The movement to take back the streets to create pop-up green space has been taken even further by individuals thinking of new ways to stretch the green envelope. Take, for example, the Chicago Pop-Up Park.

3,000 sq ft, a whole block of grey city street, was covered over by soft, green sod. For the following four hours the community took back the street, took their shoes off, and enjoyed the sense of the natural and each other. Then the cars took back their domain.

Chicago Pop-Up Park
San Francisco, birthplace of Park (ing) Day, has recently made the concept a more permanent affair. This coastal city is one of the most densely populated, and in the built-out core, green space comes at a premium.

Enter the 'parkmobiles', bright-red dumpsters, 16 feet long by nearly 6 feet wide and filled with greenery and a bench to sit on.

These parklets are mobile and will be moved every few months to a new location in need of green space - any green space. I am certain that just looking at them when you pass by has beneficial effects such as stress-reduction. Really going for it, and sitting down for a while could make your whole day.

Tiny park in San Francisco, LA Times
Imagine personal automobiles falling out of favour with the general pubic. Imagine renewed green grids, and flowing rivers of life replacing sterile paved-over streets and highways.

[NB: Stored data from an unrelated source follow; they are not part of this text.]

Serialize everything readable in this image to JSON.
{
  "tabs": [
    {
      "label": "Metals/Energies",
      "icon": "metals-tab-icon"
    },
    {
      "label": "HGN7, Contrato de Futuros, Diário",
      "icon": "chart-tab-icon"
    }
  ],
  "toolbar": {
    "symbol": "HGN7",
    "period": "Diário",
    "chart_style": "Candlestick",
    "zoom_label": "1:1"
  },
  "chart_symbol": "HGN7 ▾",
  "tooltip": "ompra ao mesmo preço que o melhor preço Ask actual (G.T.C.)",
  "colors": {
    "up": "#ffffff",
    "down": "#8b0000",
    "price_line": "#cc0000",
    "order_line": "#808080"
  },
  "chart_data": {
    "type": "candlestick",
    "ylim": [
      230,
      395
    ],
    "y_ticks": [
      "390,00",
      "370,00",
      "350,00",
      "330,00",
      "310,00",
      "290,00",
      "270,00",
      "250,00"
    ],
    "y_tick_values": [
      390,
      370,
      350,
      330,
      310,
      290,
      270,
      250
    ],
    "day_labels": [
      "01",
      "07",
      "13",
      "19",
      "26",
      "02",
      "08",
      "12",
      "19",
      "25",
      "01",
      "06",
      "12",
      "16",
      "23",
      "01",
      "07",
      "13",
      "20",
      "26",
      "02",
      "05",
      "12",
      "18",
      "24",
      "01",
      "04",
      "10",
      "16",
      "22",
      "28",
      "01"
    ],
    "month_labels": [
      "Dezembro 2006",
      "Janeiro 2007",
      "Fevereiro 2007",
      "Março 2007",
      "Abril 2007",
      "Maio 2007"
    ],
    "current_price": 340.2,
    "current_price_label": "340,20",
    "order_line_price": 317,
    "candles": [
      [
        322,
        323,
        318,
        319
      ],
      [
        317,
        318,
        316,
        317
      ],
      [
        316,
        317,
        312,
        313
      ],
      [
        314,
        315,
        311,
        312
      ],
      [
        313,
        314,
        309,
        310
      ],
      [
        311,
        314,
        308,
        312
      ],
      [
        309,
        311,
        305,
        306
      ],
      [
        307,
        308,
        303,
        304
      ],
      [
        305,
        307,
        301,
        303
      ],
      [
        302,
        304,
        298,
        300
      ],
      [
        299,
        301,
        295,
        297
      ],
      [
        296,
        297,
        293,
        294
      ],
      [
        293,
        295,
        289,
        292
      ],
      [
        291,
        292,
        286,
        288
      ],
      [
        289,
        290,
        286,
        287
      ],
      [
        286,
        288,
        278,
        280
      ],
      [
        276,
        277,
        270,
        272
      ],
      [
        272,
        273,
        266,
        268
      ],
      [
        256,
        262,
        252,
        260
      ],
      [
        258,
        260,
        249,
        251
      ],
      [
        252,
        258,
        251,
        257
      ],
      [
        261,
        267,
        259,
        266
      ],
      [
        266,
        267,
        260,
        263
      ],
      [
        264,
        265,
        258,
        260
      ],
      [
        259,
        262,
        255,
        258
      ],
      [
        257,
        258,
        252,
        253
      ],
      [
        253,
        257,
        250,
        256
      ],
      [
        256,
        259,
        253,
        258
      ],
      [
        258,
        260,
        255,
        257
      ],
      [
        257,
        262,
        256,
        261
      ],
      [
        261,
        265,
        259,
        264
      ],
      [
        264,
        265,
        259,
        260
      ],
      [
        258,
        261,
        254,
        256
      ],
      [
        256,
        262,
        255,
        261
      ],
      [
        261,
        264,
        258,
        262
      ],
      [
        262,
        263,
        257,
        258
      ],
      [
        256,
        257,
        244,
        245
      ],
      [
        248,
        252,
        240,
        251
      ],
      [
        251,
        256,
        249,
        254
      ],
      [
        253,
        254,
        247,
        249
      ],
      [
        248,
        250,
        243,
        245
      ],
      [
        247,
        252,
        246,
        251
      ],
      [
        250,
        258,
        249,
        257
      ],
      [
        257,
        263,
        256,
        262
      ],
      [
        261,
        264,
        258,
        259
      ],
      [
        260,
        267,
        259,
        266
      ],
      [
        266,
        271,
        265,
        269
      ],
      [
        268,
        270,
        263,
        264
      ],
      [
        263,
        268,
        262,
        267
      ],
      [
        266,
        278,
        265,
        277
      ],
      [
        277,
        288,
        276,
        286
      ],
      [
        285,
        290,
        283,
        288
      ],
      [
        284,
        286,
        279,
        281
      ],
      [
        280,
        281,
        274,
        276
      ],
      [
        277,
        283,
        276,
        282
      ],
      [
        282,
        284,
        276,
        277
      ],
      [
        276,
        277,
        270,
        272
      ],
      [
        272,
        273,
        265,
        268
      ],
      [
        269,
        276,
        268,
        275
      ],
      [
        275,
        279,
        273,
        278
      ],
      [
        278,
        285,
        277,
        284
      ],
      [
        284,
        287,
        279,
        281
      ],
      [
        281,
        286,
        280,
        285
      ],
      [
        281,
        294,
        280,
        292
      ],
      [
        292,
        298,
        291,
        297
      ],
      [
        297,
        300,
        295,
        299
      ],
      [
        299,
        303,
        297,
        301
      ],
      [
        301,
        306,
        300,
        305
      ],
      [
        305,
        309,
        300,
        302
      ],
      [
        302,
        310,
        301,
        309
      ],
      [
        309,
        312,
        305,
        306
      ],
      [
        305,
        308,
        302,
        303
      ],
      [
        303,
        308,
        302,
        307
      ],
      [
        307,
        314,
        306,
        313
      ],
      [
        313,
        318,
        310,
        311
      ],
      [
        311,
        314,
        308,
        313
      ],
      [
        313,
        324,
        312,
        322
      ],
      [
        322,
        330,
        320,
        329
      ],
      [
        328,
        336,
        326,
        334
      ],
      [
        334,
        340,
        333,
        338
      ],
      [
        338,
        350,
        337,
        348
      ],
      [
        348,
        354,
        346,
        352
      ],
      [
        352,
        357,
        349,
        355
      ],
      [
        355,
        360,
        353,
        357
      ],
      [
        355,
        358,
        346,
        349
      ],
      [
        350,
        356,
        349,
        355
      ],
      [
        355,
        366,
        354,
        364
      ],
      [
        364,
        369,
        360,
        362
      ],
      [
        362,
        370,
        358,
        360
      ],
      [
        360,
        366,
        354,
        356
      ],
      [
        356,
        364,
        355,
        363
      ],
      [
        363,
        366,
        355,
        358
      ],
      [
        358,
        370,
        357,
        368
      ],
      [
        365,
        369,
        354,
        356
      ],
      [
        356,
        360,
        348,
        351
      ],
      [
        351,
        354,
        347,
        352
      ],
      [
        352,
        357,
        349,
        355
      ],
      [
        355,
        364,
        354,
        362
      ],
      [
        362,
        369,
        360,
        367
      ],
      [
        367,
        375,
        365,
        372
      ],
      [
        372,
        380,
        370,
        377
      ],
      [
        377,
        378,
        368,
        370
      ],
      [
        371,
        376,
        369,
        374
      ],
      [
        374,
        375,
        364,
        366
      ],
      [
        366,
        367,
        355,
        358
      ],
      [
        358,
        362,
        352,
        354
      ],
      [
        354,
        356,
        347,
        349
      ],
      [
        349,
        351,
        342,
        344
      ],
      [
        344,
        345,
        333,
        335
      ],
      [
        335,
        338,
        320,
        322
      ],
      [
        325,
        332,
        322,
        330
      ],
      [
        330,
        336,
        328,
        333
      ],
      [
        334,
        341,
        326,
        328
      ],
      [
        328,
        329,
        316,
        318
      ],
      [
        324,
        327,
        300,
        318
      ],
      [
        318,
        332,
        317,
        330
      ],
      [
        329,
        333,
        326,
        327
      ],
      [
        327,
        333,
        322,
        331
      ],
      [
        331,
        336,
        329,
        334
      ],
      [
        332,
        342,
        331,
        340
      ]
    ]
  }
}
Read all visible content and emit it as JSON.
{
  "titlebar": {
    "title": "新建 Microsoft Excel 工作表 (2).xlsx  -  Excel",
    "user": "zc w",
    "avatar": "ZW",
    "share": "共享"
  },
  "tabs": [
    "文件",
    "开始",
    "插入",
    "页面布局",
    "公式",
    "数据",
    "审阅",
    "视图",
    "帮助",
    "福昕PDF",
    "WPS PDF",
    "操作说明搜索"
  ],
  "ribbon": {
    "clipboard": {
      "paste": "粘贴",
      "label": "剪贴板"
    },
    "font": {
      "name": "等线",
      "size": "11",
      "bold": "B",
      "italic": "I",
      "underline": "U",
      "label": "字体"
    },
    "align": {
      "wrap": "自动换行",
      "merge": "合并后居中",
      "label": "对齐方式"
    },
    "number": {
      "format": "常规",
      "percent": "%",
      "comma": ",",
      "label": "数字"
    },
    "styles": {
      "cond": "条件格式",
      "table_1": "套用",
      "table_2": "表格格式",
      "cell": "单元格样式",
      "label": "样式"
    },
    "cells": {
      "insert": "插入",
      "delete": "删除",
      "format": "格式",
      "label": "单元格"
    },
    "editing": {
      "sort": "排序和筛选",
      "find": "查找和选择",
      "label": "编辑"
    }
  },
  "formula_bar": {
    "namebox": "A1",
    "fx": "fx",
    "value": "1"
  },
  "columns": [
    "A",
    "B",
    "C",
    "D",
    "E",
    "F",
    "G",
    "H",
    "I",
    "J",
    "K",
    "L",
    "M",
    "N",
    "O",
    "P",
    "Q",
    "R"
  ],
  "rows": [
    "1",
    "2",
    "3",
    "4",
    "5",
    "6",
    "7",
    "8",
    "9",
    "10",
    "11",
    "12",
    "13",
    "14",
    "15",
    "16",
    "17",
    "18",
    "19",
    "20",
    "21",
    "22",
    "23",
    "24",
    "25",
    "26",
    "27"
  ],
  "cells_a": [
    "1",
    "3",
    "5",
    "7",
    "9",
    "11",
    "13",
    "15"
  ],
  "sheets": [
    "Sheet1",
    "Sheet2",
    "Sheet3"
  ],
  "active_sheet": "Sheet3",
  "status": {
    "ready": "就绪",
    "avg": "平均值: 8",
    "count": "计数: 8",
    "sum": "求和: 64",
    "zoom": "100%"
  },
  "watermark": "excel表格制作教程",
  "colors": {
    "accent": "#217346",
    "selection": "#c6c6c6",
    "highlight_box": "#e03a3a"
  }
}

Green space would provide habitat and wildlife corridors for a host of creatures, would provide atmosphere-cleansing services, not to mention a sanctuary for the hundreds of millions of stressed out city-dwellers everywhere.

Streets are for people. Let's start converting some of that black top to a green oasis. Celebrate Park (ing) Day, September 16, 2011. Take a moment and enjoy a pop-up park in your town.

Or better yet, create one yourself and host a bunch of weary pavement pounders suffering from nature-deficit disorder. What if a bird, or squirrel came to your park? Whoever, or whatever comes, I am sure they would be appreciative.